Tranzalpine – One of the Great Journeys of New Zealand
When I toured South Australia a couple of years ago I took The Ghan train overnight from Adelaide to Alice Springs and had a fantastic experience so I was looking forward to another adventure on the rails during my trip to New Zealand.
I decided to join the Transalpine Kiwi Rail across the Southern Alps from Greymouth on the west coast to Christchurch on the East coast of New Zealand’s South Island. The TranzAlpine is recognised as one of the great passenger train journeys of the world because of the tremendous scenery through which it passes.
My wife and I travelled the 223 kilometres (139 mi) to Christchurch in just under five hours passing through 16 tunnels and crossed over four viaducts, with the Staircase Viaduct being 75 metres (246 ft) high.
Thirteen years ago the train carried over 204,000 passengers but the Christchurch earthquake caused a decline in numbers and by 2016 passenger numbers were down to 130,000 a year but over the last four years numbers have begun to get back to pre-earthquake numbers.
My two suitcases went into a luggage carriage but we were allowed to carry a small overhead airplane size case onto the train. Collecting and dropping off my luggage was very easy and efficient. The reception staff at both Greymouth and Christchurch were all very friendly and helpful.
We left Greymouth during some early afternoon sunshine passing Moana on the banks of the spectacular Lake Brunner then crossing the Arnold and Taramakau Rivers before entering the 8.5km long Otira Tunnel. This was the second longest tunnel in the world when it was completed in 1923.

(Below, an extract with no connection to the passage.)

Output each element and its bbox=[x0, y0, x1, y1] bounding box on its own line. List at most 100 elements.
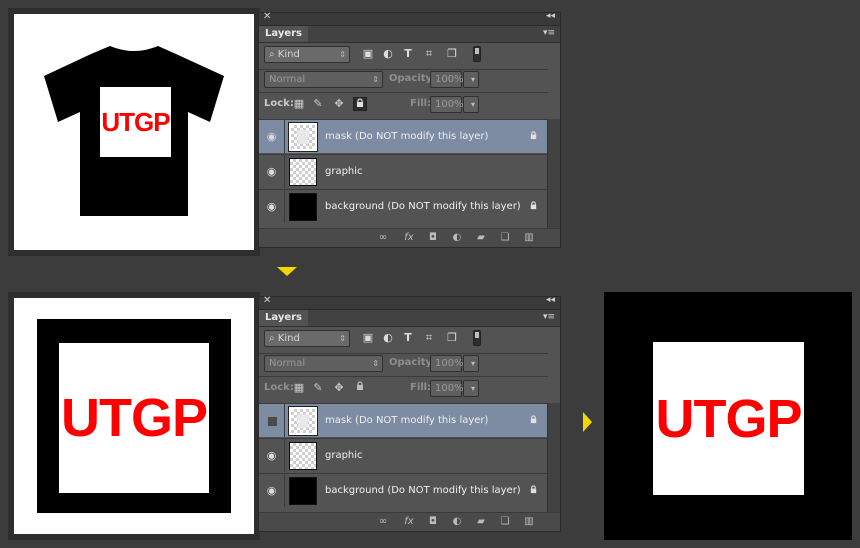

We soon crossed the Waimakariri River which provided some of the most stunning scenery with mountains and river valleys in one shot. We stopped briefly at Arthur’s Pass and stretched our legs whilst some passengers alighted and others joined the train. Onward through the Southern Alps to Rolleston and Springfield and across the fertile agricultural Canterbury Plains to Christchurch.
There was a restaurant carriage but I had packed my own sandwiches and no one appeared to object. The Café Carriage serves a wide range of food & drink from sweet or savoury snacks to more substantial hot or cold meals. Freshly brewed tea or coffee was also available or if you fancied something a little stronger you could also celebrate with a bubbly glass of champagne or a tasty local beer! I had neither but did settle on a very tasty ice cream bar!

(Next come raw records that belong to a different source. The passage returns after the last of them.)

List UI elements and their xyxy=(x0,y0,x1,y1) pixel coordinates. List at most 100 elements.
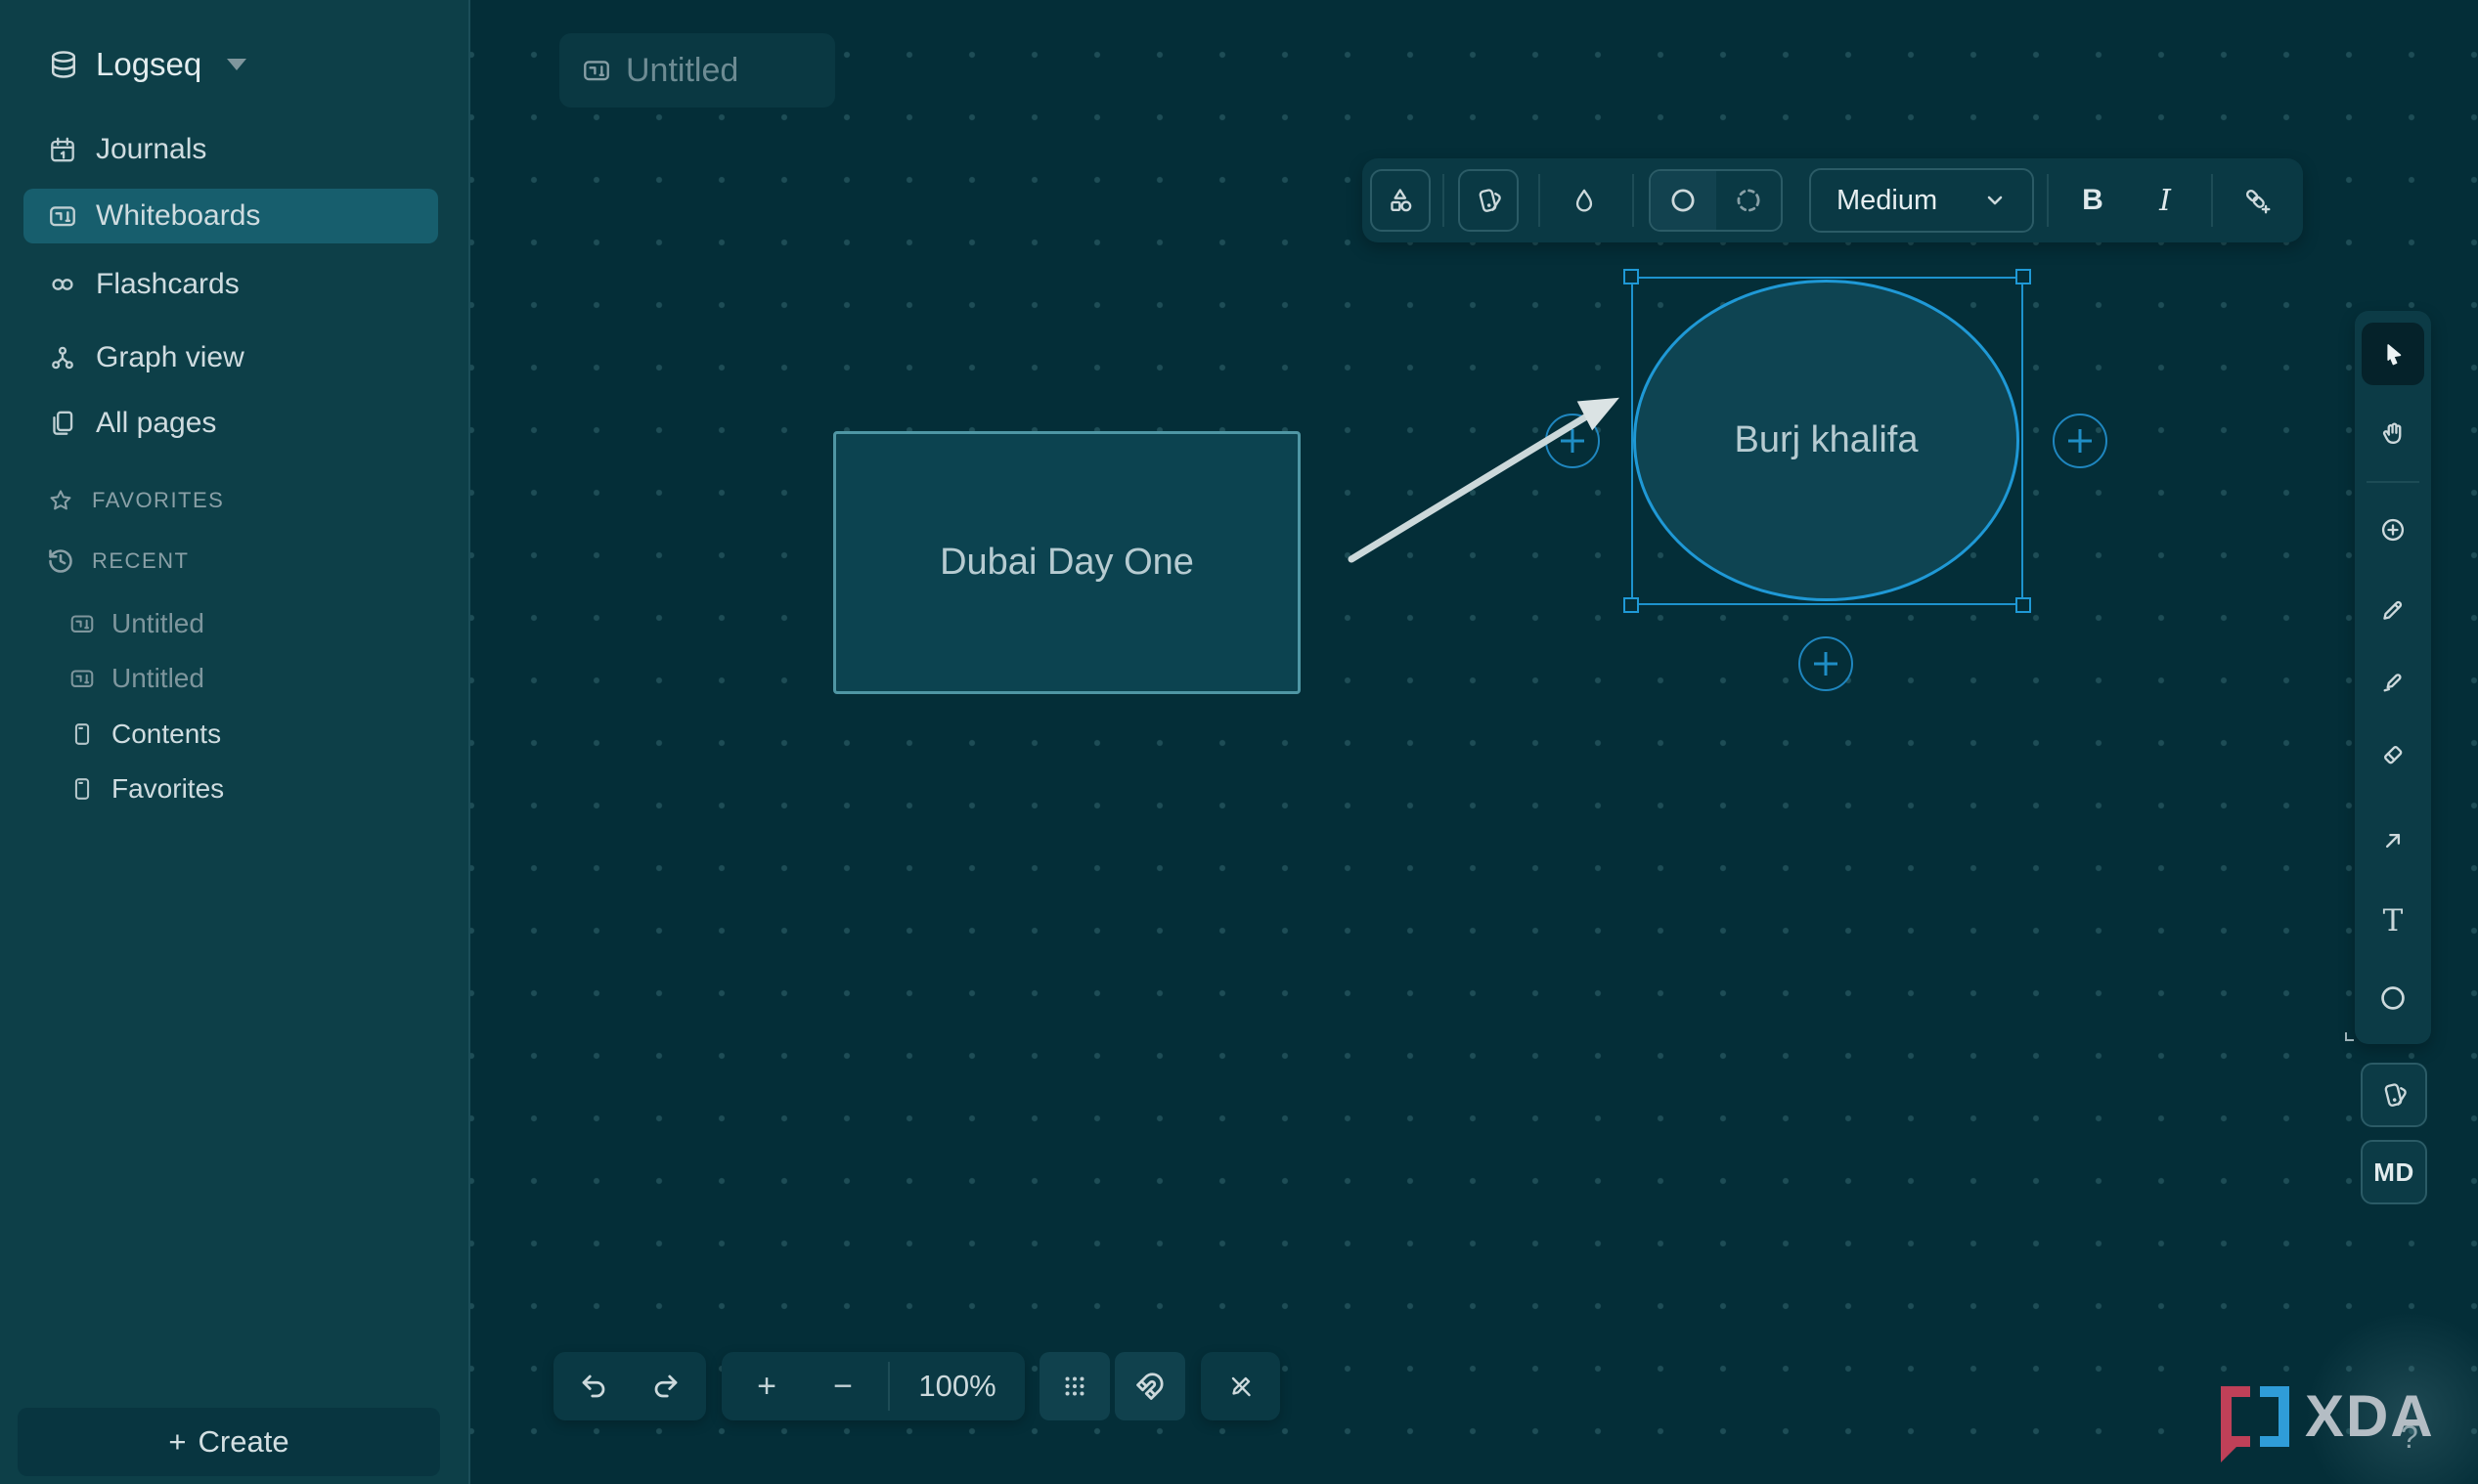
ellipse-label: Burj khalifa xyxy=(1735,419,1919,461)
rectangle-shape[interactable]: Dubai Day One xyxy=(833,431,1301,694)
selection-handle-top-right[interactable] xyxy=(2015,269,2031,284)
ellipse-shape[interactable]: Burj khalifa xyxy=(1633,280,2019,601)
recent-item-untitled-1[interactable]: Untitled xyxy=(23,598,438,649)
font-size-dropdown[interactable]: Medium xyxy=(1809,168,2034,233)
crossed-pencil-icon xyxy=(1225,1371,1257,1402)
text-tool-icon: T xyxy=(2383,903,2404,938)
toolbar-separator xyxy=(2211,174,2213,227)
recent-item-favorites[interactable]: Favorites xyxy=(23,764,438,814)
xda-watermark: XDA xyxy=(2221,1386,2435,1447)
zoom-in-button[interactable]: + xyxy=(735,1355,798,1418)
logseq-whiteboard-app: ? Untitled Dubai Day One Burj khalifa xyxy=(0,0,2478,1484)
draw-tool-button[interactable] xyxy=(2362,575,2424,637)
sidebar-item-graph-view[interactable]: Graph view xyxy=(23,330,438,385)
sidebar-section-recent[interactable]: RECENT xyxy=(23,534,438,589)
connector-plus-right-button[interactable] xyxy=(2053,414,2107,468)
pen-mode-toggle-button[interactable] xyxy=(1210,1355,1272,1418)
hand-icon xyxy=(2377,417,2409,449)
zoom-out-button[interactable]: − xyxy=(812,1355,874,1418)
text-tool-button[interactable]: T xyxy=(2362,890,2424,952)
snap-toggle-button[interactable] xyxy=(1115,1352,1185,1420)
zoom-bar: + − 100% xyxy=(722,1352,1025,1420)
sidebar-section-favorites[interactable]: FAVORITES xyxy=(23,473,438,528)
shape-picker-button[interactable] xyxy=(1370,169,1431,232)
style-toolbar: Medium B I xyxy=(1362,158,2303,242)
recent-item-label: Favorites xyxy=(111,773,224,805)
more-shapes-corner-icon xyxy=(2344,1030,2356,1042)
sidebar-item-flashcards[interactable]: Flashcards xyxy=(23,257,438,312)
selection-handle-bottom-left[interactable] xyxy=(1623,597,1639,613)
create-button[interactable]: + Create xyxy=(18,1408,440,1476)
sidebar-item-label: Whiteboards xyxy=(96,199,260,233)
eraser-tool-button[interactable] xyxy=(2362,723,2424,786)
graph-switcher[interactable]: Logseq xyxy=(23,37,438,92)
stroke-dashed-button[interactable] xyxy=(1716,171,1782,230)
recent-item-untitled-2[interactable]: Untitled xyxy=(23,653,438,704)
recent-item-contents[interactable]: Contents xyxy=(23,709,438,760)
bold-button[interactable]: B xyxy=(2062,169,2123,232)
add-link-button[interactable] xyxy=(2227,169,2287,232)
bold-label: B xyxy=(2082,184,2103,217)
plus-icon xyxy=(1556,424,1589,458)
eraser-icon xyxy=(2377,739,2409,770)
plus-glyph: + xyxy=(168,1424,186,1460)
toolbar-separator xyxy=(1632,174,1634,227)
italic-button[interactable]: I xyxy=(2135,169,2195,232)
caret-down-icon xyxy=(227,59,246,70)
swatches-icon xyxy=(2378,1079,2410,1111)
theme-swatch-button[interactable] xyxy=(2361,1063,2427,1127)
recent-item-label: Untitled xyxy=(111,663,204,694)
md-label: MD xyxy=(2373,1157,2413,1188)
recent-item-label: Untitled xyxy=(111,608,204,639)
whiteboard-canvas[interactable]: ? Untitled Dubai Day One Burj khalifa xyxy=(470,0,2478,1484)
connector-plus-left-button[interactable] xyxy=(1545,414,1600,468)
undo-icon xyxy=(579,1372,608,1401)
infinity-icon xyxy=(47,269,78,300)
circle-icon xyxy=(2377,983,2409,1015)
selection-handle-top-left[interactable] xyxy=(1623,269,1639,284)
redo-button[interactable] xyxy=(635,1355,697,1418)
xda-left-bracket-icon xyxy=(2221,1386,2250,1447)
ellipse-tool-button[interactable] xyxy=(2362,968,2424,1030)
calendar-icon xyxy=(47,134,78,165)
color-swatch-button[interactable] xyxy=(1458,169,1519,232)
pen-mode-bar xyxy=(1201,1352,1280,1420)
page-icon xyxy=(68,720,96,748)
plus-icon xyxy=(2063,424,2097,458)
solid-circle-icon xyxy=(1667,185,1699,216)
create-label: Create xyxy=(199,1424,289,1460)
grid-toggle-button[interactable] xyxy=(1040,1352,1110,1420)
toolbar-separator xyxy=(1538,174,1540,227)
cursor-icon xyxy=(2377,338,2409,370)
sidebar-item-whiteboards[interactable]: Whiteboards xyxy=(23,189,438,243)
recent-item-label: Contents xyxy=(111,719,221,750)
sidebar-item-label: Graph view xyxy=(96,341,244,374)
pan-tool-button[interactable] xyxy=(2362,402,2424,464)
history-bar xyxy=(553,1352,706,1420)
toolbar-separator xyxy=(1442,174,1444,227)
select-tool-button[interactable] xyxy=(2362,323,2424,385)
whiteboard-icon xyxy=(47,200,78,232)
selection-handle-bottom-right[interactable] xyxy=(2015,597,2031,613)
connector-plus-bottom-button[interactable] xyxy=(1798,636,1853,691)
zoom-bar-separator xyxy=(888,1362,890,1411)
markdown-button[interactable]: MD xyxy=(2361,1140,2427,1204)
sidebar-item-all-pages[interactable]: All pages xyxy=(23,396,438,451)
board-title-chip[interactable]: Untitled xyxy=(559,33,835,108)
zoom-level-button[interactable]: 100% xyxy=(904,1355,1011,1418)
sidebar-item-journals[interactable]: Journals xyxy=(23,122,438,177)
undo-button[interactable] xyxy=(562,1355,625,1418)
board-title: Untitled xyxy=(626,52,738,90)
highlighter-tool-button[interactable] xyxy=(2362,648,2424,711)
opacity-button[interactable] xyxy=(1554,169,1615,232)
sidebar-item-label: Flashcards xyxy=(96,268,240,301)
rail-divider xyxy=(2367,481,2419,483)
arrow-tool-button[interactable] xyxy=(2362,809,2424,872)
stroke-style-group xyxy=(1649,169,1783,232)
shapes-icon xyxy=(1385,185,1416,216)
plus-circle-icon xyxy=(2377,514,2409,546)
stroke-solid-button[interactable] xyxy=(1651,171,1716,230)
add-shape-tool-button[interactable] xyxy=(2362,499,2424,561)
database-icon xyxy=(47,48,80,81)
droplet-icon xyxy=(1569,185,1600,216)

The spacious seats, wide panoramic windows helped fill my carriage with light which enabled me to view the spectacular views with ease. The open-air carriage at the rear of the train also provided uninterrupted views but the carriage was not surprisingly very popular with what appeared to be all of the passengers on the train so it proved to be a little too crowded when my wife and I visited.
There were also a audio headphones commentary running throughout the journey keeping passengers informed about the places of interest of each area as we passed through it. It was a great way to learn something about the history, myths and legends of the South Island. It was an interesting and informative mixture of stories, narrative and facts about the places I was looking at outside my window. A free pair of headphones was also provided for the journey but I was told you could easily use your own.
A map on a screen above the aisle gave us our approximate location during the journey although it was not very clear to follow.
The contrasts between the dry bare mountainsides on the east of the dividing range and the forest covered slopes of the west were particularly noticeable during the course of the journey.
It really was a wonderful, interesting rail journey with plenty of stunning views. I must have taken a hundred photographs! I would fully recommend that if you are travelling between Greymouth and Christchurch, leave the car and let the train take the strain!